Mulberry (Morus alba L.) leaf water extract attenuates type 2 diabetes mellitus by regulating gut microbiota dysbiosis, lipopolysaccharide elevation and endocannabinoid system disorder

Mulberry (Morus alba L.) leaf is a well-known herbal medicine and has been used to treat diabetes in China for thousands of years. Our previous studies have proven mulberry leaf water extract (MLWE) could improve type 2 diabetes mellitus (T2D). However, it is still unclear whether MLWE could mitigate T2D by regulating gut microbiota dysbiosis and thereof improve intestinal permeability and metabolic dysfunction through modulation of lipopolysaccharide (LPS) and endocannabinoid system (eCBs). This study aims to explore the potential mechanism of MLWE on the regulation of metabolic function disorder of T2D mice from the aspects of gut microbiota, LPS and eCBs.
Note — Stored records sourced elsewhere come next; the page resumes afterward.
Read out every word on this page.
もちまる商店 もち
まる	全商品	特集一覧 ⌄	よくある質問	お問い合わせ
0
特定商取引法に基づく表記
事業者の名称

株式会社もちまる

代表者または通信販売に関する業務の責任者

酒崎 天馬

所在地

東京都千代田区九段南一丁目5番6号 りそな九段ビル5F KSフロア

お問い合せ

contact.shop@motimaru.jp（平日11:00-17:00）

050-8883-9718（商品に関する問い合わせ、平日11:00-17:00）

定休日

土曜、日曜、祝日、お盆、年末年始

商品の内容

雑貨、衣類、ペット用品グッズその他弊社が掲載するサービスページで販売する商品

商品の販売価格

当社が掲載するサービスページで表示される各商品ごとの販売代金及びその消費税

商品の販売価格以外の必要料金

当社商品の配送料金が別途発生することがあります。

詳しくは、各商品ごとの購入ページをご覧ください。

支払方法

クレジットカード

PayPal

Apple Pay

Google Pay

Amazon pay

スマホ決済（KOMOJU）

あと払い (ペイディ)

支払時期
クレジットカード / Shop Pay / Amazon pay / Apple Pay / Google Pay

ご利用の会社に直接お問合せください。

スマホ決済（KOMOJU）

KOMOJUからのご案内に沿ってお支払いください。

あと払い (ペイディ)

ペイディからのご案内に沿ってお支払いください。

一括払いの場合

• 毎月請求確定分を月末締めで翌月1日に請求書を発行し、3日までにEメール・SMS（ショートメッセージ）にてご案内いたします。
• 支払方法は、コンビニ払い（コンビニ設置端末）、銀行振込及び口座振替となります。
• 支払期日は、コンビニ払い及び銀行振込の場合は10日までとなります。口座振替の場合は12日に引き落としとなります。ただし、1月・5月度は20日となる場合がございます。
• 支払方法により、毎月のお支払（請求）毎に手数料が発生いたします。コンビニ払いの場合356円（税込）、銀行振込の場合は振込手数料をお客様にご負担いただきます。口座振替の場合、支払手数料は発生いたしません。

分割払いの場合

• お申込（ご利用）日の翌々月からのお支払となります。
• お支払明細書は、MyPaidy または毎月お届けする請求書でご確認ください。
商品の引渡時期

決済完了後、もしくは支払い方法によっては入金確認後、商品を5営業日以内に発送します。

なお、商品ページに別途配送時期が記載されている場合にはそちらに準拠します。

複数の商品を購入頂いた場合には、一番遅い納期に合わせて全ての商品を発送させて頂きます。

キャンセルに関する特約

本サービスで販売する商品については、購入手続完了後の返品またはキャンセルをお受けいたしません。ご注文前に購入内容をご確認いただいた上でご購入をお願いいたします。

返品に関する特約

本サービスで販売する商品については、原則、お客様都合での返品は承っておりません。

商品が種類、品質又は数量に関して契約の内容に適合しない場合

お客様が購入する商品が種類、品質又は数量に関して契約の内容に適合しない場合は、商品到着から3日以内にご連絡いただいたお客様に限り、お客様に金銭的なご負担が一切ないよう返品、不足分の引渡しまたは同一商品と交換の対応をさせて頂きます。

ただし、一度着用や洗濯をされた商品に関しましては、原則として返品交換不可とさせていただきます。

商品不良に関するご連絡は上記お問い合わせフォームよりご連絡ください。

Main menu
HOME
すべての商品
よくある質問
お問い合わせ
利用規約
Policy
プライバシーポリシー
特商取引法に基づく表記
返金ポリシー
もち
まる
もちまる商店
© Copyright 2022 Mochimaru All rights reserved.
Gut microbiota was analyzed by high-throughput 16S rRNA gene sequencing. LPS, N-arachidonoylethanolamine (AEA) and 2-ararchidonylglycerol (2-AG) contents in blood were determined by kits or liquid phase chromatography coupled with triple quadrupole tandem mass spectrometry, respectively. The receptors, enzymes or tight junction protein related to eCBs or gut barrier were detected by RT-PCR or Western blot, respectively. MLWE reduced the serum levels of AEA, 2-AG and LPS, decreased the expressions of N-acylphophatidylethanolamine phospholipase D, diacylglycerol lipase-α and cyclooxygenase 2, and increased the expressions of fatty acid amide hydrolase (FAAH), N-acylethanolamine-hydrolyzing acid amidase (NAAA), alpha/beta hydrolases domain 6/12 in the liver and ileum and occludin, monoacylglycerol lipase and cannabinoid receptor 1 in the ileum of T2D mice. Furthermore, MLWE could change the abundances of the genera including Acetatifactor, Anaerovorax, Bilophila, Colidextribacter, Dubosiella, Gastranaerophilales, Lachnospiraceae_NK4A136_group, Oscillibacter and Rikenella related to LPS, AEA and/or 2-AG. Moreover, obvious improvement of MLWE treatment on serum AEA level, ileum occludin expression, and liver FAAH and NAAA expression could be observed in germ-free-mimic T2D mice. MLWE could ameliorate intestinal permeability, inflammation, and glucose and lipid metabolism imbalance of T2D by regulating gut microbiota, LPS and eCBs.